The Good Old Days is not when we had a grocery shop and a meat market in Bloomfield. It was when having a grocery store and meat market in Bloomfield was important to us. Really important to us.

Then they weren’t. Then supermarkets were important. Then they weren’t. Then small shops were replaced with Big Box Stores, and the small shops died. Then the Big Box stores went ‘online’ and it was no longer worth going to Staples to shop, because they had no stock on the shelves. “But you can order it on-line,” I was told.

WHY TRY TO EVEN PHYSICALLY SHOP?
New day, new game. But the game continues to change. Amazon walked in, and a whole new game was afoot. Now dozens of sites offer you pretty much anything you need. They are Staples plus Wal-mart plus Canadian Tire plus every damn company you traditionally used to buy stuff. But wait! There’s more!

According to my TV, you can now buy food, delivered to your door. No, I’m not talking about pizza and Chinese, because that’s a centuries-old tradition They make it. They deliver it. Works great.

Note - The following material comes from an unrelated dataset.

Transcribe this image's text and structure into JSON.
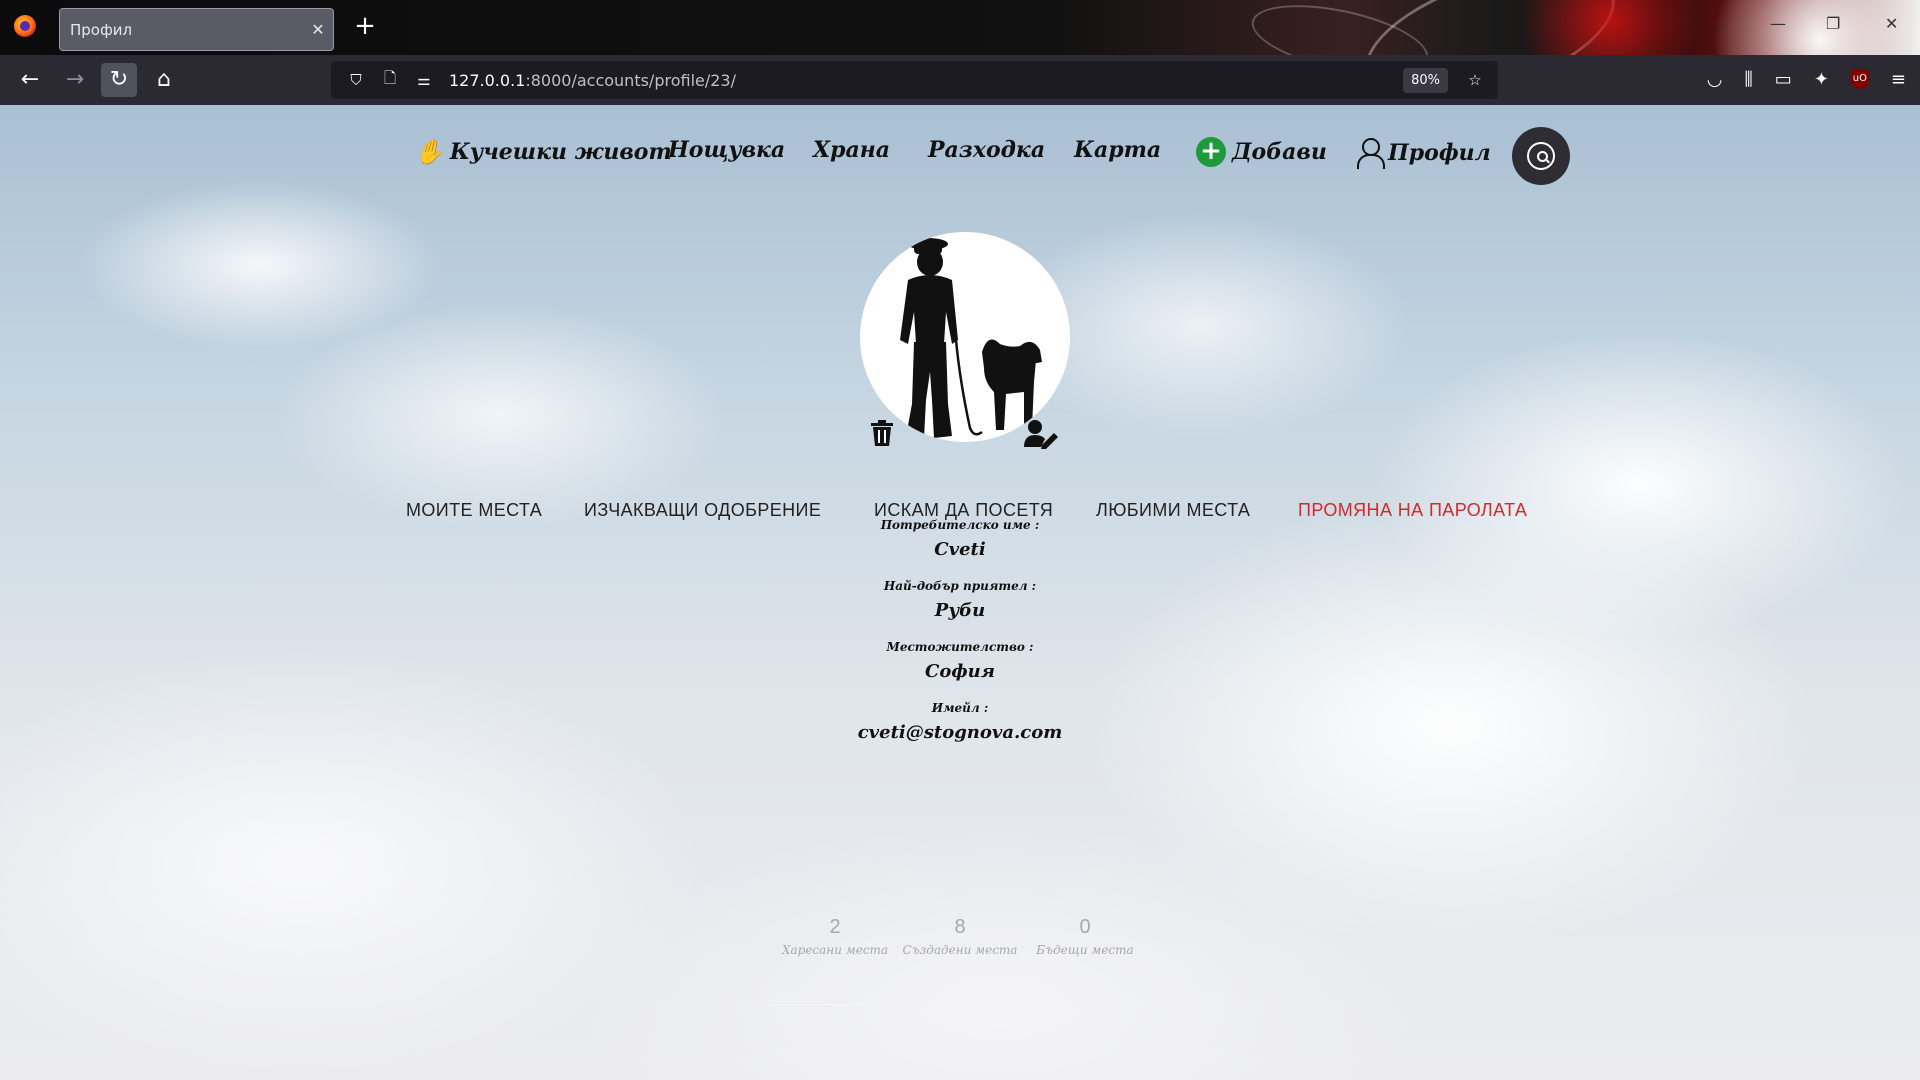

But this new thing, in which they package everything you need to make a meal, and you make it? I don’t get it. Ads show father and son unboxing stuff, and enjoying the making of it. This is a good thing. A better thing would be to take your son to a grocery store, and show him how you pick out a proper cantaloupe, and avoid celery, oranges and bananas that are about to go bad. That might help them in their future lives.

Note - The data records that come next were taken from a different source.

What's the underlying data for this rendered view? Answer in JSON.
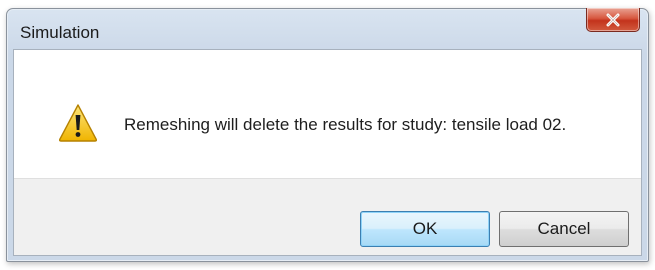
{
  "window": {
    "title": "Simulation",
    "close_icon": "close-icon"
  },
  "message": {
    "icon": "warning-icon",
    "text": "Remeshing will delete the results for study: tensile load 02."
  },
  "buttons": {
    "ok_label": "OK",
    "cancel_label": "Cancel"
  },
  "colors": {
    "close_button": "#c3331c",
    "ok_button_border": "#3c7fb1",
    "warning_fill": "#f5c518"
  }
}
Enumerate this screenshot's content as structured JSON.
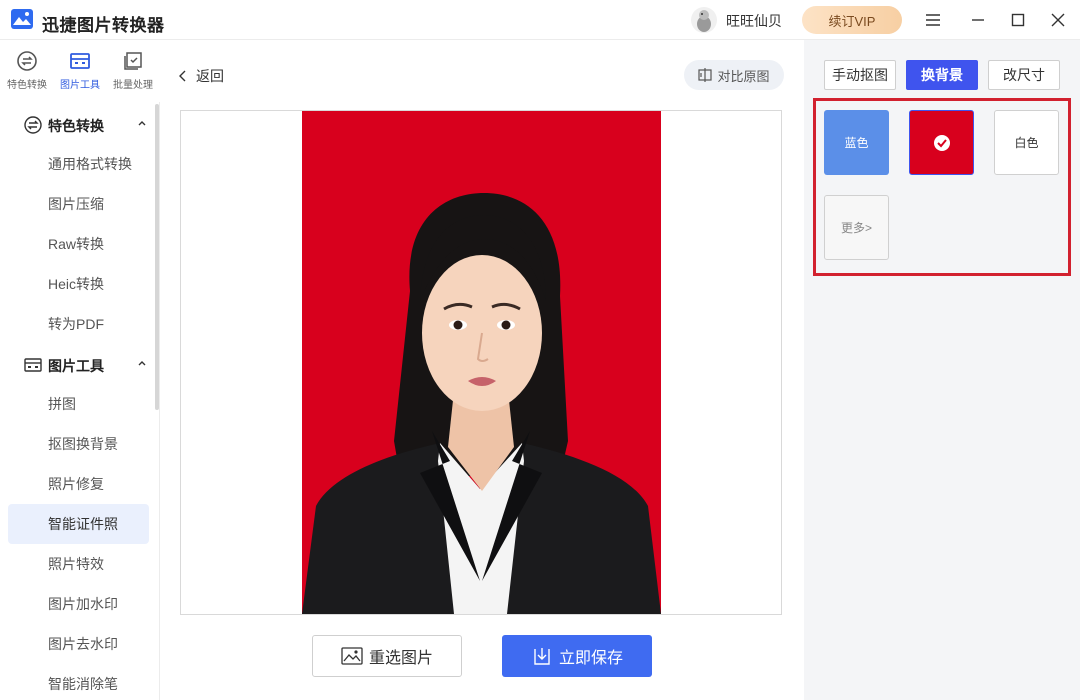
{
  "app": {
    "title": "迅捷图片转换器",
    "username": "旺旺仙贝",
    "vip_label": "续订VIP"
  },
  "left_tabs": [
    {
      "label": "特色转换"
    },
    {
      "label": "图片工具"
    },
    {
      "label": "批量处理"
    }
  ],
  "sidebar": {
    "groups": [
      {
        "title": "特色转换",
        "items": [
          "通用格式转换",
          "图片压缩",
          "Raw转换",
          "Heic转换",
          "转为PDF"
        ]
      },
      {
        "title": "图片工具",
        "items": [
          "拼图",
          "抠图换背景",
          "照片修复",
          "智能证件照",
          "照片特效",
          "图片加水印",
          "图片去水印",
          "智能消除笔"
        ]
      }
    ],
    "active_item": "智能证件照"
  },
  "center": {
    "back_label": "返回",
    "compare_label": "对比原图",
    "reselect_label": "重选图片",
    "save_label": "立即保存",
    "photo_background": "#d8001d"
  },
  "right_panel": {
    "tabs": [
      {
        "label": "手动抠图",
        "active": false
      },
      {
        "label": "换背景",
        "active": true
      },
      {
        "label": "改尺寸",
        "active": false
      }
    ],
    "swatches": [
      {
        "label": "蓝色",
        "color": "#5b8fe8"
      },
      {
        "label": "",
        "color": "#d8001d",
        "selected": true
      },
      {
        "label": "白色",
        "color": "#ffffff"
      },
      {
        "label": "更多>",
        "color": "#f7f7f7"
      }
    ]
  },
  "colors": {
    "accent": "#3f54ee",
    "save_button": "#3f6bf1",
    "highlight_border": "#d2212f"
  }
}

This is ridiculous to me. Making meals is not like buying a wall unit at Ikea. “Here’s your food. Assembly instructions supplied. Knife and spatula available on our website.” This whole thing seems weird to me. “Hey! My box of uncooked meal items has arrived from God knows where, with easy cooking instructions: Chop all this up and cook it. And throw in this spice bag, and the powdered cheese bag!”

Sure, we’re not trained chefs, but really? Call me Old School, but when I was a university student, buying a 24-pack of Kraft Dinner (when it was 15¢ a box) even I said, “Isn’t this just macaroni and orange powder made from Real Cheez?” Later in life, I learned how to cook macaroni. It was a tough haul, but 15 minutes later, I was a chef master. I learned to search for Cheez, but couldn’t find it. I had to settle for Real Cheese.

I didn’t order it in a box. I went to No Frills. Turns out they have cheeses galore. And vegetables too! Mail order meals in a box? I still don’t get it. I don’t need to, because if I order from Uber Eats, they will ask, “Where the hell is Bloomfield? There could be a $250 delivery charge.”